Oleh: al-Faqir Apria Putra

Beberapa waktu yang lalu saya sempat diajak untuk melihat kitab-kitab tua di Ampek Angkek (Bukittinggi), Luak Agam. Di sana ke dapatanlah beberapa naskah tua yang ternyata berasal dari kepunyaan Tuanku Syekh Samiak Ilmiyah di Biaro. Tuanku Syekh tersebut ialah salah seorang ulama kenamaan di abad 19. Bertempat di Biaro, beliau mendirikan sebuah surau yang kemudian masyhur di kalangan ‘urang-urang siak’ (santri) dari berbagai daerah di Minangkabau. Di surau ini dulunya, Syekh Sulaiman ar-Rasuli Candung (1871-1970), salah seorang ulama terkemuka Minangkabau abad 20, pernah menimba ilmu agama.

Surau Tuanku Samiak ini tetap berdiri hingga akhir abad 20, meski pelajaran agama seperti masa Tuanku Syekh tersebut tidak dapat dipertahankan dari perputaran zaman.
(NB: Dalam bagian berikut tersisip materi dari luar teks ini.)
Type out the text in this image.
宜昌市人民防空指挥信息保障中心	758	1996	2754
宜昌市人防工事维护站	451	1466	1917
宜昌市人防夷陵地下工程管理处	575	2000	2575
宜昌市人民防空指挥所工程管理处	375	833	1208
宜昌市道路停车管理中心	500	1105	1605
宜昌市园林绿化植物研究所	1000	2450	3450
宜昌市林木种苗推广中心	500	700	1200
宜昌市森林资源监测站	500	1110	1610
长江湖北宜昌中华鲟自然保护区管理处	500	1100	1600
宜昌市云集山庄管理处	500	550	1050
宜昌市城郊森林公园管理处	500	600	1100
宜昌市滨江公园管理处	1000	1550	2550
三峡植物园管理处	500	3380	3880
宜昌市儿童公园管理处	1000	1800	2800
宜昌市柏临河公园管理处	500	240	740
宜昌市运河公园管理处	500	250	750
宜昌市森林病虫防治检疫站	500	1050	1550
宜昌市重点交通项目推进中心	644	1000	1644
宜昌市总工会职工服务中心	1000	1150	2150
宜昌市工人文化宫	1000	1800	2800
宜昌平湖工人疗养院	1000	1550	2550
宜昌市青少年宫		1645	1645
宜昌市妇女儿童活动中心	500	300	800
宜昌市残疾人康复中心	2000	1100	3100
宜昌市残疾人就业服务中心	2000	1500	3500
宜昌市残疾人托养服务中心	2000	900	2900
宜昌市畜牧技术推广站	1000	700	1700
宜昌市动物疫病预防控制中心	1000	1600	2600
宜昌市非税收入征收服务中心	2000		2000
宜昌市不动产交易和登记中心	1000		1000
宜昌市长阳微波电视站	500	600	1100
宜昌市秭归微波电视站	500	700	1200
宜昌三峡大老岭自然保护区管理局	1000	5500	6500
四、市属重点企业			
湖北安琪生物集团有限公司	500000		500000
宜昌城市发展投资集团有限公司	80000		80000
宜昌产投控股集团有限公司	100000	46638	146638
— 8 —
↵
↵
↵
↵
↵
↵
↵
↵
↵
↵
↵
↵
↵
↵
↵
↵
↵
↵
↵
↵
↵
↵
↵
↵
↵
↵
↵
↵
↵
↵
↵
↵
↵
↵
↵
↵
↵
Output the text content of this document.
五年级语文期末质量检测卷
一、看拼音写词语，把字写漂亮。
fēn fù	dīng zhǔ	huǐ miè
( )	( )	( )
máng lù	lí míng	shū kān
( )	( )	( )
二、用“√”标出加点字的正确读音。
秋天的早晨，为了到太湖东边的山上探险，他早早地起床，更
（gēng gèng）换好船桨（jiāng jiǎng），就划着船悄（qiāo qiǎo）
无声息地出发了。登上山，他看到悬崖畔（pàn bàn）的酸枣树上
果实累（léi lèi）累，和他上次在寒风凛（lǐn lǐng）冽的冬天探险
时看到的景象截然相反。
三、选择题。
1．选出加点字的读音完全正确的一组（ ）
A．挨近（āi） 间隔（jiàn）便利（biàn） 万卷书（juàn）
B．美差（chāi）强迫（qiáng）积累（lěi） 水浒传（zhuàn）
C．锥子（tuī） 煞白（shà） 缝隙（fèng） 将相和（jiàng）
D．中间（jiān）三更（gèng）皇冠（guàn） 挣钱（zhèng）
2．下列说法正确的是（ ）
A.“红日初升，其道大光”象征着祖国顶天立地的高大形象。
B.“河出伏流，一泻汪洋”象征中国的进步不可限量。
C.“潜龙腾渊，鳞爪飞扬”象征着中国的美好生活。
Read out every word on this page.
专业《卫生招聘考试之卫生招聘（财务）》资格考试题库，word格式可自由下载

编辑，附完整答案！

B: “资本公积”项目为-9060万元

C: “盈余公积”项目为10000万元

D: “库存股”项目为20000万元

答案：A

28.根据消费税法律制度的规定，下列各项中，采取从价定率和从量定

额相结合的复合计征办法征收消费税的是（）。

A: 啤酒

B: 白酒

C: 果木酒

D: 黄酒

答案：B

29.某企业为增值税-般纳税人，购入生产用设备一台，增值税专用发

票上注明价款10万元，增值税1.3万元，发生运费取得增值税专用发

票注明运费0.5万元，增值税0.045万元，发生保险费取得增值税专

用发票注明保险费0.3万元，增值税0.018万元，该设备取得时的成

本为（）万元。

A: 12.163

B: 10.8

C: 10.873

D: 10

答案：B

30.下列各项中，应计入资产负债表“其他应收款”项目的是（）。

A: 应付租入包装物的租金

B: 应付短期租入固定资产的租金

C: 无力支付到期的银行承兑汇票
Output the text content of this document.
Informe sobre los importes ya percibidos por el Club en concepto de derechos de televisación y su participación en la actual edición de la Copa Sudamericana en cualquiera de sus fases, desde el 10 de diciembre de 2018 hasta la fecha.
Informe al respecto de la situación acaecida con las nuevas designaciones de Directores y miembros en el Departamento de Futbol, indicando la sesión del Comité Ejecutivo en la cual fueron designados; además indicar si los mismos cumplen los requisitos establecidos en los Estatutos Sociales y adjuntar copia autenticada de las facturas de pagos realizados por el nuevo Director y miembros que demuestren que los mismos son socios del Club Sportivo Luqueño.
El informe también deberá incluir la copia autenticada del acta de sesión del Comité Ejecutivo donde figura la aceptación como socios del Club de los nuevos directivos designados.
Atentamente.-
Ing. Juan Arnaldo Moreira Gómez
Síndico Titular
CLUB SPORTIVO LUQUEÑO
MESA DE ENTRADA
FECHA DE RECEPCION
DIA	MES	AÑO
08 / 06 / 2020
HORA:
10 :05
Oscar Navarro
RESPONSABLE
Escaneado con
Namun disayangkan, surau kayu tersebut yang pernah menjadi basis pendidikan Islam, yang menjadi salah satu pilar sejarah itu habis usia karena kebakaran. Entah apa sebabnya. Beberapa orang mencoba melerai api dengan menyelamatkan benda-benda yang terdapat pada surau tersebut, sebelum semuanya jadi abu. Maka beberapa benda dilempar dari atas surau melewati celah, apakah pintu atau jendela. Ketika itu bertaburanlah kitab-kitab tulisan tangan (yang dikenal dengan istilah ‘naskah’ dan ‘manuskrip’) di halaman surau. Beberapa orang yang menyaksikan menyelamatkan kitab-kitab tua itu. Tak banyak kitab-kitab itu bterselamatkan. Di antaranya di simpan di Balai Gurah. Koleksi itulah yang dapat saya cermati dalam perjalanan saya waktu itu.


Foto: Saya, naskah-naskah Tuanku Samiak dan tumpukan kitab-kitab di Balai Gurah, Ampek Angkek. (feb 2013)


Foto: Kondisi Naskah koleksi Tuanku Samiak


Foto: Satu naskah tebal koleksi Tuanku Samiak

1. Teks Ta’bir (Takwil) Gempa dalam naskah-naskah Tuanku Samiak Biaro


Dipenghujung tahun lalu (2012), Yusri Akhimuddin, dosen sekaligus peneliti manuskrip dari STAIN Batusangkar, menyelesaikan magister Filologi di UIN Syarif Hidayatullah, dengan yudisium cum laude. Yusri mengangkat ‘naskah-naskah takwil (ta’bir) gempa’ dalam tesisnya. Ia telah menginventaris 16 teks takwil gempa dari berbagai wilayah di Indonesia, mulai dari Aceh sampai Cirebon, dan yang mendominasi yaitu wilayah Minangkabau. Naskah-naskah takwil gempa Minangkabau berasal dari berbagai surau, seperti Surau Ulakan, Surau Lubuak Ipuah, Surau Malalo dan lain-lainnya, di mana surau-surau tersebut berada di daerah rantau dan pesisir, dan terikat kuat dengan tradisi tarekat Syatariyah.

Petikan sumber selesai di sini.